给定一个大小为N的数组arr[]和一个整数K ,任务是找到D的最大可能值,这样每个数组元素都可以从K的初始值开始,通过将K更改为K – D或K + D在每一步。
例子:
Input: arr[ ] = {1, 7, 11}, K = 3
Output: 2
Explanation:
Considering the value of D to be 2, every array element can be obtained by the following operations:
- arr[0](= 1): Decrementing 2 from K(=3) obtains arr[0].
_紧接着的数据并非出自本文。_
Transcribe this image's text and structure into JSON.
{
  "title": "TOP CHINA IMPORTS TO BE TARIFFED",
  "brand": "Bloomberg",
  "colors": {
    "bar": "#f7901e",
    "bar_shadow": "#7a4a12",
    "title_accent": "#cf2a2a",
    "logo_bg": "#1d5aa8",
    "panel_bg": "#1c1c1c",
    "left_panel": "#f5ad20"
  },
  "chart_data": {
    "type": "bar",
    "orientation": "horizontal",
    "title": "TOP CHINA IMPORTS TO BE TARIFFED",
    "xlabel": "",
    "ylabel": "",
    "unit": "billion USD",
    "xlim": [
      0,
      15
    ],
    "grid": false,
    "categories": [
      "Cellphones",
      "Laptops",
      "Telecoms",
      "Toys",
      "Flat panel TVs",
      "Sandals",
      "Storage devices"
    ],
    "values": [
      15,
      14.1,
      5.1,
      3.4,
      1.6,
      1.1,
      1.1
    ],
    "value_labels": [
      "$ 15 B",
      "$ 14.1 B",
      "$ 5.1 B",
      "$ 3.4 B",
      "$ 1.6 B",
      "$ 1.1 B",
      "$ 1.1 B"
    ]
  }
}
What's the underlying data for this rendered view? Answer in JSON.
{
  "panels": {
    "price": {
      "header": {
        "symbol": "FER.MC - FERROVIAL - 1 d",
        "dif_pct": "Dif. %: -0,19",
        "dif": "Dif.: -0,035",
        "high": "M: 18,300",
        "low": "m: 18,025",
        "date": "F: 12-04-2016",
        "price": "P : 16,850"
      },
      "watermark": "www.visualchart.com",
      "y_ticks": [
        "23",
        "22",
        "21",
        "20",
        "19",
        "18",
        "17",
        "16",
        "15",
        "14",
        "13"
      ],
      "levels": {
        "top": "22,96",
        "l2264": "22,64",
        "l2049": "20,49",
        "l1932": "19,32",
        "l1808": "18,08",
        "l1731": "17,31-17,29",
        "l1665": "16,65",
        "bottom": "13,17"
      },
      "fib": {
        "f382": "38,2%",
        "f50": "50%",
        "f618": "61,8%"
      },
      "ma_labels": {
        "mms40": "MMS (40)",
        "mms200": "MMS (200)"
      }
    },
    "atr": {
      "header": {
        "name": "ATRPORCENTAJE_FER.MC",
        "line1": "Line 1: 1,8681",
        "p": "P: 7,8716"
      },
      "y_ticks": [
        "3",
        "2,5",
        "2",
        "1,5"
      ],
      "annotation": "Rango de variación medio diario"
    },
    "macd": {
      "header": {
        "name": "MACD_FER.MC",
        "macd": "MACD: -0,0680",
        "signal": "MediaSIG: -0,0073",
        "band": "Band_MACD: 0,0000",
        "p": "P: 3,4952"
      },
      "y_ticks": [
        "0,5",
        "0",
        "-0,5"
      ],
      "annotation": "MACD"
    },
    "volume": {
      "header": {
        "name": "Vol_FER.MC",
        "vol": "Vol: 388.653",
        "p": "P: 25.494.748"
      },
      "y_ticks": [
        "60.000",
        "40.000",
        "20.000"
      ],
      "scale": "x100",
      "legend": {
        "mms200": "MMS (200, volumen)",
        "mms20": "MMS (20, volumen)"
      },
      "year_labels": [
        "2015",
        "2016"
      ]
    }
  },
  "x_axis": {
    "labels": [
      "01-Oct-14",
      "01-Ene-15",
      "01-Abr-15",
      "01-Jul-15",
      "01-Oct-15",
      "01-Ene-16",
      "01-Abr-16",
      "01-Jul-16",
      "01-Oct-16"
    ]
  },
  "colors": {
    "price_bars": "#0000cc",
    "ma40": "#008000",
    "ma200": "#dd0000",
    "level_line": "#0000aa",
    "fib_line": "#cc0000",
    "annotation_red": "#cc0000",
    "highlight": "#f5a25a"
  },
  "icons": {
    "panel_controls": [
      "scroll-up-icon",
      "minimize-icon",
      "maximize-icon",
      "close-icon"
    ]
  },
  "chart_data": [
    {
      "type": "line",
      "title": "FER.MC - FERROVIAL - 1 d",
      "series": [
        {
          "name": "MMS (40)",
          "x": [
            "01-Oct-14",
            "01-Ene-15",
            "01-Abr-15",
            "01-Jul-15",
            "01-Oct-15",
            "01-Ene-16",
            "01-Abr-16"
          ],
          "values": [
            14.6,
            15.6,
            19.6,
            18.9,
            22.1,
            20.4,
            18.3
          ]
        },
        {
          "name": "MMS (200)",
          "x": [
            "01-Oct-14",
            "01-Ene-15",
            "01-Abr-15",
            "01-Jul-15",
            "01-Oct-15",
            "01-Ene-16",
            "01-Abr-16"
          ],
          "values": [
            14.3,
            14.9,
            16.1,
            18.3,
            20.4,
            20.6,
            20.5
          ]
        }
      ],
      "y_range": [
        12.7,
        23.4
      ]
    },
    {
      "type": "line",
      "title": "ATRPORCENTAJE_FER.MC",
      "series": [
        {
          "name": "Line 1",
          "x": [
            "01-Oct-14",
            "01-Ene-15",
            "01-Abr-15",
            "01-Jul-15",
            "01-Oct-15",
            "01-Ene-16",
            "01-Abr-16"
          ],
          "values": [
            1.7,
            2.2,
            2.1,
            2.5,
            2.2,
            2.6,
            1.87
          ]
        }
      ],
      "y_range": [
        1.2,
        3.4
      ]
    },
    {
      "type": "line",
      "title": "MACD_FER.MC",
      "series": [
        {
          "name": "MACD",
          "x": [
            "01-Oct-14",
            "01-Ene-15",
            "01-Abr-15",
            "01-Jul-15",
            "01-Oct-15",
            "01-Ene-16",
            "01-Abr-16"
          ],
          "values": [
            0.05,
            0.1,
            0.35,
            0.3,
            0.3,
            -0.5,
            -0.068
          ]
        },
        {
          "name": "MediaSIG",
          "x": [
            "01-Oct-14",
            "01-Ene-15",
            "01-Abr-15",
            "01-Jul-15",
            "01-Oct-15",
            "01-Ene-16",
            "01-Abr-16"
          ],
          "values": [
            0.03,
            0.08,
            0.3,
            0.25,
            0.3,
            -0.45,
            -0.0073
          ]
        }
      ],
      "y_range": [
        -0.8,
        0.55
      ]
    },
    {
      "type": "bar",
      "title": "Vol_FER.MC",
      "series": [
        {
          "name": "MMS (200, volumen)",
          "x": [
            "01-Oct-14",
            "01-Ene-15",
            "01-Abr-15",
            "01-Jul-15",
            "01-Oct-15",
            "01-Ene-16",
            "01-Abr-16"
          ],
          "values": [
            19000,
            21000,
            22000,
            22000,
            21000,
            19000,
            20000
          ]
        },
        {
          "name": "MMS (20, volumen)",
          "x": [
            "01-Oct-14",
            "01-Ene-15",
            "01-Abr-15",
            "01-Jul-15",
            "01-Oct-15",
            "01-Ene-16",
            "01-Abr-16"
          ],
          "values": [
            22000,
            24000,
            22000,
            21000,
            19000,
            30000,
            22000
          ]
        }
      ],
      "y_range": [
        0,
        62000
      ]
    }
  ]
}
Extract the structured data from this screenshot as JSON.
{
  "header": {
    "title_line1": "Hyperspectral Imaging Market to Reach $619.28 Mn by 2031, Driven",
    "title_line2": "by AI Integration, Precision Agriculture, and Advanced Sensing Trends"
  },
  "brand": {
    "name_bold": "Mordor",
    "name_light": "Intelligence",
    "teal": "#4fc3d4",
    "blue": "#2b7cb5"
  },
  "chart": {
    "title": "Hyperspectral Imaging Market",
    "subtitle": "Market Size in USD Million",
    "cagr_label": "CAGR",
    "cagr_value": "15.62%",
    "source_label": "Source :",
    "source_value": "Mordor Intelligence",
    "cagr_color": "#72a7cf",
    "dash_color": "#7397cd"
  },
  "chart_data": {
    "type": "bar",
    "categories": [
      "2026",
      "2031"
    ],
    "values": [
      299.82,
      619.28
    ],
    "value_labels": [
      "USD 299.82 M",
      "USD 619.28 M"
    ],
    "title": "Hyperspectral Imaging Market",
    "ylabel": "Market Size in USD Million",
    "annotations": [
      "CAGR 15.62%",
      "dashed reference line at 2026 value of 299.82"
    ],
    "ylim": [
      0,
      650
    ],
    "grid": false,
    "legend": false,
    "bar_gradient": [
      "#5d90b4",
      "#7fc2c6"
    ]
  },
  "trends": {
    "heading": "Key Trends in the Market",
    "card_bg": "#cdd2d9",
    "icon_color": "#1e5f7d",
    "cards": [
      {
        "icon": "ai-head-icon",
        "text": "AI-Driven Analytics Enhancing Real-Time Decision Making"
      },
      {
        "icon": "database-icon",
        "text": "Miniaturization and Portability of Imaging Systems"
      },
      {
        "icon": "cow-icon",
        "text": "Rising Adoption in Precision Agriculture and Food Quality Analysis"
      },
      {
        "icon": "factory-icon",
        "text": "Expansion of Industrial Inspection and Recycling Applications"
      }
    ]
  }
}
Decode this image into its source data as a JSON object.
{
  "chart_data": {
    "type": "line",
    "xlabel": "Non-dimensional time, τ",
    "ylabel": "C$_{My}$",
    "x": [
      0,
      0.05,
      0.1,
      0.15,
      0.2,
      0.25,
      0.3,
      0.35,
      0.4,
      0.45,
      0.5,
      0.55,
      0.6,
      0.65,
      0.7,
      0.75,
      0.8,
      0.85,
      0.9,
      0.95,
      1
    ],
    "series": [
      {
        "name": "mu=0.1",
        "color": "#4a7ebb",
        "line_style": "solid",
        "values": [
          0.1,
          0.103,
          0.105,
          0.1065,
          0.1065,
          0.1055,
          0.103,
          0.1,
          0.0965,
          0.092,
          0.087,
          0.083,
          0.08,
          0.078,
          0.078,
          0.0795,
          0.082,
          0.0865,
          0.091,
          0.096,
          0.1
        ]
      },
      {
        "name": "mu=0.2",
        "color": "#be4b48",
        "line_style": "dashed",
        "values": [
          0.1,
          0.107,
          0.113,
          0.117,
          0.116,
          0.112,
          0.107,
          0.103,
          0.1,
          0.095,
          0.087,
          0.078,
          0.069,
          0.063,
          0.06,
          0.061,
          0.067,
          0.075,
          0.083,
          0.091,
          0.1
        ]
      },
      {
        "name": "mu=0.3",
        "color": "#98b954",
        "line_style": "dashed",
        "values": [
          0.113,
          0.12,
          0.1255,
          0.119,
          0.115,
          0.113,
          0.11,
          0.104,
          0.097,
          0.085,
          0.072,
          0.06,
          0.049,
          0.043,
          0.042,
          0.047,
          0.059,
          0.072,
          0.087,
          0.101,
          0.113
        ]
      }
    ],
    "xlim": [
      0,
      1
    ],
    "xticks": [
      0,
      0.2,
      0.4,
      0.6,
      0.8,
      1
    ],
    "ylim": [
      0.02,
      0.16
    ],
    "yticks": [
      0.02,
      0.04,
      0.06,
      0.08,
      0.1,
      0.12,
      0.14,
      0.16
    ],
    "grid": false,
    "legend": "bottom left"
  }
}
- arr[1](= 7): Incrementing K(=3) by 2 times D obtains arr[1].
- arr[2](= 11): Incrementing K(=3) by 4 times D obtains arr[2].
Therefore, D (=2) satisfies the conditions. Also, it is the maximum possible value of D.
Input: arr[ ] = {33, 105, 57}, K = 81
Output: 24
方法:这个问题可以通过找到最大公约数来解决 每个数组元素与K之间的绝对差异。按照以下步骤解决问题
- 遍历数组arr[],将当前元素arr[i]的值改为abs(arr[i] – K) 。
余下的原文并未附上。